GÜLME BANA SARTRE
Hayatın anlamsız bir biçimde yitip gittiğini görebiliyordum. Hissediyordum, ama önüne geçemezdim. Bunu bildiğim için öylece duruyordum, halbuki çok hızlı yürürüm. Şimdi ise öylece duruyordum bir sokakta. Ölüm geldiğinde burada yazanların birileri tarafından keşfedileceğini ümit ediyordum. Ümit ediyordum, çünkü ölü olsam bile birine dokunmak istiyordum. Biri tarafından anlaşılmak, hissedilmek, keşfedilmek... Özlem duymuyordum hiçbir şeye, özleyecek bir şeyleri olacak kadar şanslı değildim. Önceden masumiyetimi özlerdim. Çocukluğun dokunulmamış, kirletilmemiş körpe kalbinde anlam kazanan o masumiyeti. Şimdi fark ediyordum; hiçbirimiz, hiçbir zaman masum olmadık. Masum doğmadık. Var olmak istedik ve dünyaya geldik. Kendimize bir anlam yüklemek istedik. Kimimiz yapamadı, kimimiz yapabildiğini sandı. Aslında, ne doğmak, var olmaktı ne de yaşamak, anlam kazanmak.

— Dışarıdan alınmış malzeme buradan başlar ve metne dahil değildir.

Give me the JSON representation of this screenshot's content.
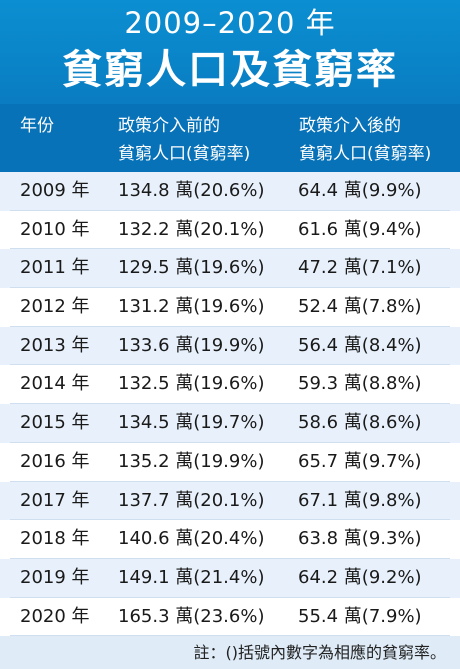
{
  "header": {
    "subtitle": "2009–2020 年",
    "title": "貧窮人口及貧窮率"
  },
  "table": {
    "columns": [
      "年份",
      "政策介入前的\n貧窮人口(貧窮率)",
      "政策介入後的\n貧窮人口(貧窮率)"
    ],
    "rows": [
      [
        "2009 年",
        "134.8 萬(20.6%)",
        "64.4 萬(9.9%)"
      ],
      [
        "2010 年",
        "132.2 萬(20.1%)",
        "61.6 萬(9.4%)"
      ],
      [
        "2011 年",
        "129.5 萬(19.6%)",
        "47.2 萬(7.1%)"
      ],
      [
        "2012 年",
        "131.2 萬(19.6%)",
        "52.4 萬(7.8%)"
      ],
      [
        "2013 年",
        "133.6 萬(19.9%)",
        "56.4 萬(8.4%)"
      ],
      [
        "2014 年",
        "132.5 萬(19.6%)",
        "59.3 萬(8.8%)"
      ],
      [
        "2015 年",
        "134.5 萬(19.7%)",
        "58.6 萬(8.6%)"
      ],
      [
        "2016 年",
        "135.2 萬(19.9%)",
        "65.7 萬(9.7%)"
      ],
      [
        "2017 年",
        "137.7 萬(20.1%)",
        "67.1 萬(9.8%)"
      ],
      [
        "2018 年",
        "140.6 萬(20.4%)",
        "63.8 萬(9.3%)"
      ],
      [
        "2019 年",
        "149.1 萬(21.4%)",
        "64.2 萬(9.2%)"
      ],
      [
        "2020 年",
        "165.3 萬(23.6%)",
        "55.4 萬(7.9%)"
      ]
    ]
  },
  "note": "註：()括號內數字為相應的貧窮率。",
  "colors": {
    "header_bg": "#0b8fd2",
    "thead_bg": "#0772b8",
    "row_alt_bg": "#e8f1fb",
    "note_bg": "#dfecf8"
  }
}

Varlığımı hissedemiyordum. Birilerine dokunmadıktan sonra, hissetmedikten sonra şu boktan hayatta var olmuş sayılmazdım.Tüm bağışlanmaların, tüm çabaların ve heveslerin bir sonu olduğunu çoktan kabullenmiştim. Sonu olmayan tek şey "var olma çabamızdı." Verdiğimiz savaşların, vazgeçişlerin ve kaçışların tamamını bu temele oturtuyordum.
Var olmak için dokundum tenlerine, var olmak için sevdim ve seviştim. Doğmak, var olmak ve ölmek üçlüsü beni (hatta insanlığı) bir sigaradan farksız kılıyordu. Bir paketin içindeyken seçemediğin biri tarafından dünyaya çıkarılıyordun. Tertemiz ve intizamlı. Yakıyordu seni çakmağıyla ve varlığın anlam kazanıyordu. Her solukta yanıyordun. Dumanın havada salınırken var oluyordun. Her nefeste iliklerine kadar hissediyordun kendi anlamını, tükendiğini bilmeden. İşte böylece devam ediyordu filtreye gelene dek. Sonra söndürülüyordun; bir küllükte, bir duvarda. Bir durak köşesinde üstüne basıyorlardı. Tıpkı paketini, seni dünyaya çıkaranı seçemediğin gibi küllerinin nereye dağılacağını da bilemiyordun. Bu yüzden var olmak ve özgür irade bir yanılsamadır. Sana biçilen rolü oynamak ve rolün son bulduğunda sahneden inmek zorundasın. İşin bittiğinde izmarit olmak..
Durduğum bu bomboş sokakta, soğuğun tenimle buluştuğu şu ufacık beş dakikada (halbuki beş dakika nedir ki koskoca ömürde(!) yanlış! milyonlarca anın üst üste yığılmasıyla oluşan şeye biz "hayat"deriz) kendimde çok uzakta bir yeri düşlüyordum. Belki de kendimden çok uzakta olmayan bir yeri?.. Nerede söndürüleceğimi.
Tutkulu bir inanan, hayalperest diye nitelenecek fikirlerin gerçekliğine sarılan biri için katılınması zor bir yazı.